= Ebenat =

Ebnat(Ibnat) (እብናት) is a town in the South Gondar Zone of the Amhara Region, Ebnat has a latitude and longitude of . It is the administrative center of Ebnat woreda and is at an elevation of 2972 meters above sea level.

== History ==
Near Ebenat, on 17 January 1608, Emperor Susenyos and his army battled an invading Oromo army; the Emperor's army killed 12,000 Oromo at a cost of 400 of their comrades.

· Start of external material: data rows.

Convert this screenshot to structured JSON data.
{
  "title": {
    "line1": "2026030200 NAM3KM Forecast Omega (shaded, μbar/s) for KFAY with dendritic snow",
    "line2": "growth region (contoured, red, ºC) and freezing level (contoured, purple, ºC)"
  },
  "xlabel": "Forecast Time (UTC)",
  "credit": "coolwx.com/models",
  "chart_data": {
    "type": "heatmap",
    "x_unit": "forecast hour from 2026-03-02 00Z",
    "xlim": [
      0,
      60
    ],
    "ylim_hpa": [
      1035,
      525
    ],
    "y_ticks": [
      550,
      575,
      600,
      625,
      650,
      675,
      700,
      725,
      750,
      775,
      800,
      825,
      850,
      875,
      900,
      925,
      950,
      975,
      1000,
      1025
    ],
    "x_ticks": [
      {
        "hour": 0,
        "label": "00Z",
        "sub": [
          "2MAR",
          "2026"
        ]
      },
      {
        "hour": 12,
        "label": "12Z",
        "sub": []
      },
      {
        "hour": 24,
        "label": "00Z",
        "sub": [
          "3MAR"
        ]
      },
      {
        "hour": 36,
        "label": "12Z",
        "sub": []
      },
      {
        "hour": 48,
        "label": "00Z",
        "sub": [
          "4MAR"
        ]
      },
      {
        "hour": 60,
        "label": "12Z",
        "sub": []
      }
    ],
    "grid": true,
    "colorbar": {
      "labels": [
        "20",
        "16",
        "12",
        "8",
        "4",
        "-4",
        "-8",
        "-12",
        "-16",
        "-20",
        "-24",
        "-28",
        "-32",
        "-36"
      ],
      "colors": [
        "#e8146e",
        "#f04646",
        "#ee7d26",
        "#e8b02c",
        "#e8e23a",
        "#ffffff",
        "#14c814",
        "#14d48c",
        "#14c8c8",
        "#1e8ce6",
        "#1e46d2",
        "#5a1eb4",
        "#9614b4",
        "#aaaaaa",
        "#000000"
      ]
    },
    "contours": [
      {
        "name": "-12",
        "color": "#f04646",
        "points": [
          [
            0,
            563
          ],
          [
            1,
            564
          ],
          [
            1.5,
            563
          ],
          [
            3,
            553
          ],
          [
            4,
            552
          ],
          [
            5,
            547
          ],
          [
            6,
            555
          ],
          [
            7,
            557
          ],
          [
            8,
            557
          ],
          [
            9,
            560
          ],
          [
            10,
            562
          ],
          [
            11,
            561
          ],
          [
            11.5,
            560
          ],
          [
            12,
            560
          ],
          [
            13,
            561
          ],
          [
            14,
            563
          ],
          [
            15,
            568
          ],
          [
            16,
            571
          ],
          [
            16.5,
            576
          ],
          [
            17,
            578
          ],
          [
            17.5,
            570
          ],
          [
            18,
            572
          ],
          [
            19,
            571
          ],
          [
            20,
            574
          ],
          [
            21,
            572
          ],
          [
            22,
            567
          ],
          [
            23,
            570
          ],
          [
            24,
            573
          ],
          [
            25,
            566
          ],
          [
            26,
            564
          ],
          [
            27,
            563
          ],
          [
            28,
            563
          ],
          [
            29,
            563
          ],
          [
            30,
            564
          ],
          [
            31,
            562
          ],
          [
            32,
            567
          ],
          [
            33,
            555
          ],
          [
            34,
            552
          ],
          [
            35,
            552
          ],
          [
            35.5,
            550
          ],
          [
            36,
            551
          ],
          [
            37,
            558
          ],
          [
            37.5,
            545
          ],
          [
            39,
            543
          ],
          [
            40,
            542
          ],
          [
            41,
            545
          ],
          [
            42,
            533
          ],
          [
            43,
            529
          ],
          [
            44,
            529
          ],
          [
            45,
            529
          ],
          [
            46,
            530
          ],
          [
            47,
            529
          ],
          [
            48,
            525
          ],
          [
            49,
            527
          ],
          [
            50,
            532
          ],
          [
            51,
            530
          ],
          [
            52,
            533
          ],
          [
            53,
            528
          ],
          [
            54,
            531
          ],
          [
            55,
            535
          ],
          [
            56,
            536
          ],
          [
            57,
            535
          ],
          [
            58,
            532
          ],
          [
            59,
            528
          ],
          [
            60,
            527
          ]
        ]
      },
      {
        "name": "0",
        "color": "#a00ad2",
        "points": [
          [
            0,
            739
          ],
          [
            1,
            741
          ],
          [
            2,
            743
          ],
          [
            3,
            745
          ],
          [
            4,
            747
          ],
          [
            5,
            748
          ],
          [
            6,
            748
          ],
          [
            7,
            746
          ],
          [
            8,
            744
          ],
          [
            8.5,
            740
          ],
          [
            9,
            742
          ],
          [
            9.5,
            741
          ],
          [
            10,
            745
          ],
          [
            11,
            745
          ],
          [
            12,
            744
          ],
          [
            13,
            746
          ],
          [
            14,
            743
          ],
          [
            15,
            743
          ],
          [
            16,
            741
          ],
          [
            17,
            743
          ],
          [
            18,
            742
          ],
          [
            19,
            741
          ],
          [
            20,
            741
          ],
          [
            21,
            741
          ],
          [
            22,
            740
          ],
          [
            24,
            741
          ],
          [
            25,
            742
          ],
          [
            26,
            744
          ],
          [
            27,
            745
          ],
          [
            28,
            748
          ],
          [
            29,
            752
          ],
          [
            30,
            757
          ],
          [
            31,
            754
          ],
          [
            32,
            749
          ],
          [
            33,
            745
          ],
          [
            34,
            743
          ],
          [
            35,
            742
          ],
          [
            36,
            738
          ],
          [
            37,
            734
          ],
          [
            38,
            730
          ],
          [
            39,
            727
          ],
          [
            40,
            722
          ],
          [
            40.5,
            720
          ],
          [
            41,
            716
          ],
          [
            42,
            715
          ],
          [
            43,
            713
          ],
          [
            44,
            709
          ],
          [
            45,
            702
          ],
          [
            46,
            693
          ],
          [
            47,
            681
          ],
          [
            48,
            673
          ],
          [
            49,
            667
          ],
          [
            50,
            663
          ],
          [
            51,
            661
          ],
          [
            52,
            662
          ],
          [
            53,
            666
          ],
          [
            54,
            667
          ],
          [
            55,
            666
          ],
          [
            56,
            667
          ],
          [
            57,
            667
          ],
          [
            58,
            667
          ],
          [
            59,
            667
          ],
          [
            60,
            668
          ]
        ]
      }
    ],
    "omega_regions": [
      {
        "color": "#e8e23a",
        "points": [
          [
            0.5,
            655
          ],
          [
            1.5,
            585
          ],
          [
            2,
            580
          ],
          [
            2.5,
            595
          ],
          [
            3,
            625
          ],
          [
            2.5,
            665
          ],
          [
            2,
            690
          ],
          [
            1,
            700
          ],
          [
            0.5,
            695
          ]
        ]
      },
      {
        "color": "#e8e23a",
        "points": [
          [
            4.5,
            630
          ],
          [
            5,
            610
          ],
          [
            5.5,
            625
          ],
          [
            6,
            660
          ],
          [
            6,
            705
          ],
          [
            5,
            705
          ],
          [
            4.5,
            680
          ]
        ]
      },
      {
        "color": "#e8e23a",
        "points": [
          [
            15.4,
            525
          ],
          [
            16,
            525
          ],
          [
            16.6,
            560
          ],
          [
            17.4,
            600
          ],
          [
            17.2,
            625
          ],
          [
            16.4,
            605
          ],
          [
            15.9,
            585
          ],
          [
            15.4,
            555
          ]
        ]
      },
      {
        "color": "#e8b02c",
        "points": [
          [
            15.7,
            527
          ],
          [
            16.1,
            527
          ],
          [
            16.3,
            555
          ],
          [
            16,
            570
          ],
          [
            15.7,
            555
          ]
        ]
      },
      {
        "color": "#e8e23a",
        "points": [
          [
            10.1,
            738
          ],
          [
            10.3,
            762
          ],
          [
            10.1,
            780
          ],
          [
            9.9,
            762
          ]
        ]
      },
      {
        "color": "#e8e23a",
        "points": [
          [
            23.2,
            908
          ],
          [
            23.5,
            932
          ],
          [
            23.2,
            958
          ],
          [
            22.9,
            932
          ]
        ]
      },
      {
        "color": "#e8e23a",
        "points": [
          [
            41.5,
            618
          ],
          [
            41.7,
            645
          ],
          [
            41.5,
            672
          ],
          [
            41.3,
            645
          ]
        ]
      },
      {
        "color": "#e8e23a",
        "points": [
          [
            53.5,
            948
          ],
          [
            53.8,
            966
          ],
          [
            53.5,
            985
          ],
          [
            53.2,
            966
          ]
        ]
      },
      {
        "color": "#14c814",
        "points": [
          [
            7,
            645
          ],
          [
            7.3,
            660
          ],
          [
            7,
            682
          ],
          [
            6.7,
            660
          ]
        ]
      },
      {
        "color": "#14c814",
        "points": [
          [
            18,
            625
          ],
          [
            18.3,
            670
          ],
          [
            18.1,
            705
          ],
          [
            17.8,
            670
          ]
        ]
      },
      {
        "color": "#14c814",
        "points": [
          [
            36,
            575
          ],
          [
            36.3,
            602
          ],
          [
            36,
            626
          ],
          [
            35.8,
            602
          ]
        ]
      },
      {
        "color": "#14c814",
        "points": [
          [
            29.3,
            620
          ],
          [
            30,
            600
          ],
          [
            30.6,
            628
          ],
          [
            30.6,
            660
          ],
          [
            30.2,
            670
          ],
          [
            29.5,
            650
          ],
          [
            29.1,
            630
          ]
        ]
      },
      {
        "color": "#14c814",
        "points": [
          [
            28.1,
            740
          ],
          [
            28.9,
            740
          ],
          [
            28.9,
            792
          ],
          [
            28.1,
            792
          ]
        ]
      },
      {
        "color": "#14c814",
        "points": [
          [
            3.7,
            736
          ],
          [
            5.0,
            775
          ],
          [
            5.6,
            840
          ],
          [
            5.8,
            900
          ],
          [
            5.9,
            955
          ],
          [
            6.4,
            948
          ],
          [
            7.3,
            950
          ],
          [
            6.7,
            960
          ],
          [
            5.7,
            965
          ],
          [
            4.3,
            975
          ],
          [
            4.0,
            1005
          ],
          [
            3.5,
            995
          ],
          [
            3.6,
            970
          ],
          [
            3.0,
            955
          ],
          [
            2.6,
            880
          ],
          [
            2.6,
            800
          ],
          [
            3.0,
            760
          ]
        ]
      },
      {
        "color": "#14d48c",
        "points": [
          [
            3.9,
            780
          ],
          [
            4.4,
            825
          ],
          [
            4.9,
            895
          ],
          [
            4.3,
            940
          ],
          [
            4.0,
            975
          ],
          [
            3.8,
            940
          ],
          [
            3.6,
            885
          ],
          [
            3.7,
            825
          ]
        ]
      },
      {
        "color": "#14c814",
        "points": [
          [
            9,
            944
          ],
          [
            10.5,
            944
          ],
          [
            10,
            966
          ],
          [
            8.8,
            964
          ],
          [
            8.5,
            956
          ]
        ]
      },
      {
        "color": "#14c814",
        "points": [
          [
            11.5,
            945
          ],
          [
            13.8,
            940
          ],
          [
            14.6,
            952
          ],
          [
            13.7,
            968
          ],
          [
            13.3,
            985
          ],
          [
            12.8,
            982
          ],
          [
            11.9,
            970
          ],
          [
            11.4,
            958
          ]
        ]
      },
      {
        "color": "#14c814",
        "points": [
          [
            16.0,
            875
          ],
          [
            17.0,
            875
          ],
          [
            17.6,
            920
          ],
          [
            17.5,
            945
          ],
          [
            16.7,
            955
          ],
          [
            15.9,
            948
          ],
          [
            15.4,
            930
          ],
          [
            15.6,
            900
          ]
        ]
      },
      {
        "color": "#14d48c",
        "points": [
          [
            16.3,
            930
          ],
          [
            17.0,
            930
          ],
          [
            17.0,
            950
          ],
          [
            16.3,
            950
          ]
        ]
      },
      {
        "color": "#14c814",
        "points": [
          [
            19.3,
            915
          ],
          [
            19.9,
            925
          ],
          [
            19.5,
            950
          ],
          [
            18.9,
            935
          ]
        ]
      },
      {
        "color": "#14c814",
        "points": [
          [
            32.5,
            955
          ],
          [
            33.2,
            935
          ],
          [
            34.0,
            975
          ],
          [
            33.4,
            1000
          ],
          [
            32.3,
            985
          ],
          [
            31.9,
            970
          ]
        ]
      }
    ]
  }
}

When Charles Beke left Ethiopia he stayed in Ebenat from 15 to 21 March 1843. Beke described the town as "a place of no size, consisting merely of the residences of the Dejazmach and his family, with a few huts for their attendants. The market is however, very considerable – lasting two days, Friday and Saturday – it being the point where the merchants of Gojam meet those from Sokota bringing salt, for which they give cloths, coffee, and a large number of cattle, oxen, and heifers brought from Gudera."

== Demographics ==
Based on figures from the Central Statistical Agency in 2005, Ebenat has an estimated total population of 16,740 of whom 7,832 are men and 8,908 are women. The 1994 census reported this town had a total population of 9,704 of whom 4,121 were men and 5,583 were women.